Unter Nachbarn
Unser Haus ist ein typisches Berliner Mietshaus. Gründerzeit. Anfang des 20. Jahrhunderts in die märkische Erde gepflanzt. Schickes Vorderhaus, enger Hinterhof, begrünte Brandwand. Zwei Seitenflügel, drei Aufgänge, kein Fahrstuhl. Vorne bürgerlich-großzügig, typisch Wilmersdorf. Die Treppenhäuser in den beiden Seitenflügel sind deutlich schmaler, die Hinterhofwohnungen kleiner, aber preiswerter. Die gut vierzig Mitbewohner – groß und klein, alt und jung, sind so unterschiedlich wie die Stadt. Vom BVG-Ruheständler über die Bosnierin, parterre rechts, die vor Krieg und Vertreibung geflüchtet ist, bis zu mir als Fernsehmenschen ist eine bunte Mischung vertreten. Wir kommen in der Regel gut klar. Einmal im Jahr gibt es ein Hoffest. Jede/r bringt etwas mit, bis Würstchen, Kartoffelsalat, Bier und Wein, Klatsch und Tratsch erledigt sind. Das Aufräumen machen immer nur einige wenige und die immer gleichen. Egal. Ein Haus zum Wohlfühlen? „Hier kannste nicht meckern“, meint eine unserer Wilmersdorfer Witwen. Mehr Lob geht nicht.

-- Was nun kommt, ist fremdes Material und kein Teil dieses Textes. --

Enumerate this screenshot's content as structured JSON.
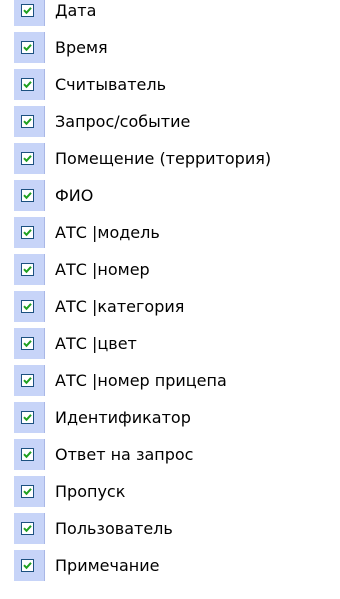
{
  "columns": {
    "items": [
      {
        "label": "Дата",
        "checked": true
      },
      {
        "label": "Время",
        "checked": true
      },
      {
        "label": "Считыватель",
        "checked": true
      },
      {
        "label": "Запрос/событие",
        "checked": true
      },
      {
        "label": "Помещение (территория)",
        "checked": true
      },
      {
        "label": "ФИО",
        "checked": true
      },
      {
        "label": "АТС |модель",
        "checked": true
      },
      {
        "label": "АТС |номер",
        "checked": true
      },
      {
        "label": "АТС |категория",
        "checked": true
      },
      {
        "label": "АТС |цвет",
        "checked": true
      },
      {
        "label": "АТС |номер прицепа",
        "checked": true
      },
      {
        "label": "Идентификатор",
        "checked": true
      },
      {
        "label": "Ответ на запрос",
        "checked": true
      },
      {
        "label": "Пропуск",
        "checked": true
      },
      {
        "label": "Пользователь",
        "checked": true
      },
      {
        "label": "Примечание",
        "checked": true
      }
    ]
  },
  "colors": {
    "check_column_bg": "#c7d4f8",
    "checkbox_border": "#1c5180",
    "checkmark": "#21a121"
  },
  "icons": {
    "check": "check-icon"
  }
}
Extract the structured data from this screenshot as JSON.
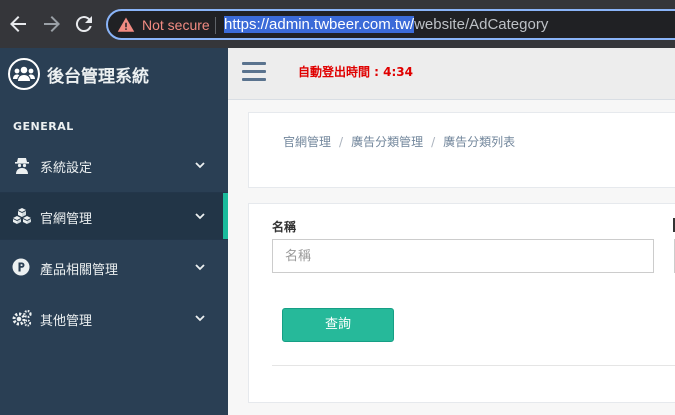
{
  "browser": {
    "security_label": "Not secure",
    "url_selected": "https://admin.twbeer.com.tw/",
    "url_rest": "website/AdCategory"
  },
  "sidebar": {
    "brand_title": "後台管理系統",
    "section_label": "GENERAL",
    "items": [
      {
        "label": "系統設定",
        "icon": "user-secret-icon",
        "active": false
      },
      {
        "label": "官網管理",
        "icon": "cubes-icon",
        "active": true
      },
      {
        "label": "產品相關管理",
        "icon": "product-p-icon",
        "active": false
      },
      {
        "label": "其他管理",
        "icon": "gears-icon",
        "active": false
      }
    ]
  },
  "topbar": {
    "logout_timer": "自動登出時間 : 4:34"
  },
  "breadcrumb": [
    "官網管理",
    "廣告分類管理",
    "廣告分類列表"
  ],
  "form": {
    "name_label": "名稱",
    "name_placeholder": "名稱",
    "search_button": "查詢"
  },
  "colors": {
    "sidebar_bg": "#2a3f54",
    "accent": "#1abb9c",
    "button": "#26b99a",
    "timer": "#e00000"
  }
}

In unserem Haus Gieselerstraße 16 wohnten einmal zwanzig Menschen, die allesamt Ende der dreißiger, Anfang der vierziger Jahre verschwanden. Sie hießen Marie Eisner, Albert Fraenkel, Johanna Friedmann, Julius Hans Heymann, Cere Jacobsohn, Edith, Marianne und Walter Koeppler, Lange, Gertrud Moll, Hugo Philipps, Louise Schönlank, Leo Schlesinger, Gertrud Schumlowitz, Irma und Wolf Max Silberstein, Hilde Traugott, Alice Vandsburger, Meta Wisztnicki und Irma Wolfsohn. Auch sie träumten vom kleinen und großen Glück. Was diese früheren Bewohner unseres Hauses vereint: sie wurden abgeholt, verschleppt, viele in den Tod geschickt, weil das NS-Regime es so wollte. Ihre Namen stehen in einer kleinen Broschüre aus dem Jahre 1987 von Udo Christoffel. Berlin-Wilmersdorf. Die Juden. Was aus den Menschen geworden ist, wissen wir nicht. Nur drei Schicksale konnte mittlerweile unsere kleine Anwohnerinitiative klären.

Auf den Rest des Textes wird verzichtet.